Here is the abstract:

Urs Hoelzle (Google)
The Google Linux Cluster

Abstract
Google's Linux cluster currently processes over 150 million queries per day, searching a multi-terabyte web index for every query with an average response time of less than a quarter of a second with near-100% uptime. In this talk I'll describe the software and hardware infrastructure that makes this performance possible.
I will start with an overview of the main problems facing a web search engine, and discuss Google's PageRank algorithm, which helps it to frequently return the right results on the first results page. PageRank is computed with a large-scale off-line computation over the web's link graph which models the behavior of a random web surfer.

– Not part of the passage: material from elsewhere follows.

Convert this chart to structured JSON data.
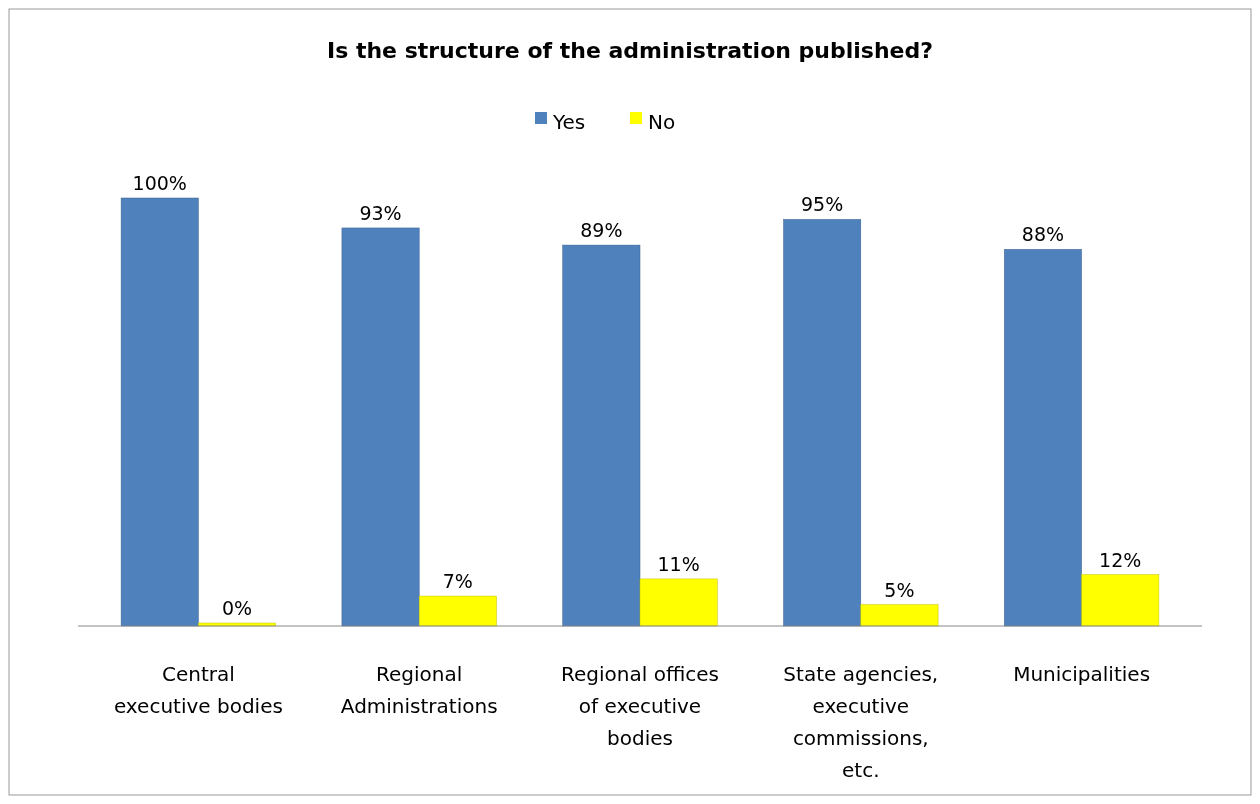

Google's software architecture harnesses the power of thousands of cheap Linux PCs and organizes them into a scalable, reliable, high-performance computing system. At the same time, we aim to keep the architecture as simple as possible. Our solution structures the system as a collection of TCP-and UDP-based servers and guarantees reliability via replication of servers combined with software load balancing and failover.
On the hardware side, the main goals are performance and cost; reliability explictly isn't a goal, since that requirement is provided by software. We use custom-built rackmount systems assembled from standard PC components, ensuring volume availability and competitive pricing. A compact rack design minimizes colocation space costs but pushes the envelope of commercially supportable power density.